Quand il fut ainsi perché entre jambon et bonne femme, il fit voir un espectacle saisissant pour une vieille fille devenue cuisinière dans un presbytère. Le pillotou était en effet pouillé de mauvaises toiles de sac, laissant sa nature au grand air.
Ebahie, elle lui dit :
— Qu'avez-vous donc là ?
— Ça ? mais c'est de l'esprit, répondit-il sans hésiter.
—Ah, dit-elle, Monsieur le curé me dit toujours qu'il m'en faudrait. Mettez m'en donc une miette !
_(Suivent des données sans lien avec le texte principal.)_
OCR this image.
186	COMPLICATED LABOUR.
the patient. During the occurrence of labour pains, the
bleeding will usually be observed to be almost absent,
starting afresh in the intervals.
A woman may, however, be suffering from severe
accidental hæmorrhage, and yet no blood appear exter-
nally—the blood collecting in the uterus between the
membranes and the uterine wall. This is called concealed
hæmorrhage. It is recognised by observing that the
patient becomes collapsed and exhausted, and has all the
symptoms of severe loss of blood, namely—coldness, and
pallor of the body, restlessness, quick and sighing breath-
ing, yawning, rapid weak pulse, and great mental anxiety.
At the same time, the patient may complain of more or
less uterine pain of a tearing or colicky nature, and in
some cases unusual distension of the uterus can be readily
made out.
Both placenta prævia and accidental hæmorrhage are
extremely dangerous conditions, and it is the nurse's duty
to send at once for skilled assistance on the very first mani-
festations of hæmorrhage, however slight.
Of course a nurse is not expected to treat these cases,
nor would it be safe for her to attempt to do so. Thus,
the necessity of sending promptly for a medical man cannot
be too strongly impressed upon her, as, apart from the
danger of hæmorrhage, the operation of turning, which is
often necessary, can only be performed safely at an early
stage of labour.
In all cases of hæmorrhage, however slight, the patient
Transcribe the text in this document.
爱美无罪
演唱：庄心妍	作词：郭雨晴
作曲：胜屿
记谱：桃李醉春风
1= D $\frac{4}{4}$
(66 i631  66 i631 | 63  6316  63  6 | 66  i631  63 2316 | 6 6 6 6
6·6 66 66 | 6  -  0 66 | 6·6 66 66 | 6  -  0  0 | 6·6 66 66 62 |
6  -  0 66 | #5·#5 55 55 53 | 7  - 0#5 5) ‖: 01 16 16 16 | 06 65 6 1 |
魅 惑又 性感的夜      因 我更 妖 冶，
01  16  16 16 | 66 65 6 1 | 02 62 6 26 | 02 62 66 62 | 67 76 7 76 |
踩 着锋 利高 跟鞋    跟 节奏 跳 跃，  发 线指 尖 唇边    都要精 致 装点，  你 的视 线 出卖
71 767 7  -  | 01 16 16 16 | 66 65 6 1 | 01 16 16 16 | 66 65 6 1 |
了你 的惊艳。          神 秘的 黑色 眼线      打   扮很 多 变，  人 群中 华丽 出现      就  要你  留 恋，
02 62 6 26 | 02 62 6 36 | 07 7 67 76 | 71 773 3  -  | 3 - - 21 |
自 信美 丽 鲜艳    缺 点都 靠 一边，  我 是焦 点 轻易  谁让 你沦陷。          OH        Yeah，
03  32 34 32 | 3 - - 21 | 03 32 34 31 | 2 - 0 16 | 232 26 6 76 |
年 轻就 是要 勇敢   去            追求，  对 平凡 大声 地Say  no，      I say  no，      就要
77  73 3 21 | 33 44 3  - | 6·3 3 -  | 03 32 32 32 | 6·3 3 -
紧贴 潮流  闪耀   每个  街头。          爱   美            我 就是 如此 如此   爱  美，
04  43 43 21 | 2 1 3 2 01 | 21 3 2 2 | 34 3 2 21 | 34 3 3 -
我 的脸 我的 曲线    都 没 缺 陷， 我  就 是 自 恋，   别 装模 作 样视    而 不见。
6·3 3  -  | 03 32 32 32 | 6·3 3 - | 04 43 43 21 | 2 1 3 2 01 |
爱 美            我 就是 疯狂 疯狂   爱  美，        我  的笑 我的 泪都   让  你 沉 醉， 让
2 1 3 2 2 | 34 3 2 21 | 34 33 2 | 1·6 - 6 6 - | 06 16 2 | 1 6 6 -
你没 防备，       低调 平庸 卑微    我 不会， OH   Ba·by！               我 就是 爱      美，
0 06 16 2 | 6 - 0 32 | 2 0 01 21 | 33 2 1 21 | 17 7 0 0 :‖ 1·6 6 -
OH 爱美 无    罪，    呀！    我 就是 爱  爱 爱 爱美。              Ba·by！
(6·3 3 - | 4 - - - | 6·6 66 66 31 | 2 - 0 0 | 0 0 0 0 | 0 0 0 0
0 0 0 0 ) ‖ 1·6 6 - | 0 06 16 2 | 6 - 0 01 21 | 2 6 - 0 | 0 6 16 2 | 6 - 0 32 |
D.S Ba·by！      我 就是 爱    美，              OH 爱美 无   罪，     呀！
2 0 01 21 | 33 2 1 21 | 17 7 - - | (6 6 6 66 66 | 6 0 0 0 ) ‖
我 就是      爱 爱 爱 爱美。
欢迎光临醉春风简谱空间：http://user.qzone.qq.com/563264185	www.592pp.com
Elle regardait vraiment tout cela comme une marchandise un jour de marché. Et, pour un peu, elle aurait discutaillé, chipoté et marchandé comme elle en avait l'habitude pour la viande et les légumes. Notre homme s'empressa de l'exaucer plus vite que Saint du paradis après neuvaine.
Quand le père curé revint, il ne put que constater les dégâts : son jambon n'avait plus qu'un petit fond, retenu par une ficelle intacte.
Contrit, il ne jura pas... mais tout juste ! Il se dressa devant sa bonne, et lui dit, fort en colère :
— Tout de même, ma pauvre Marie, vous n'aurez donc jamais d'esprit ?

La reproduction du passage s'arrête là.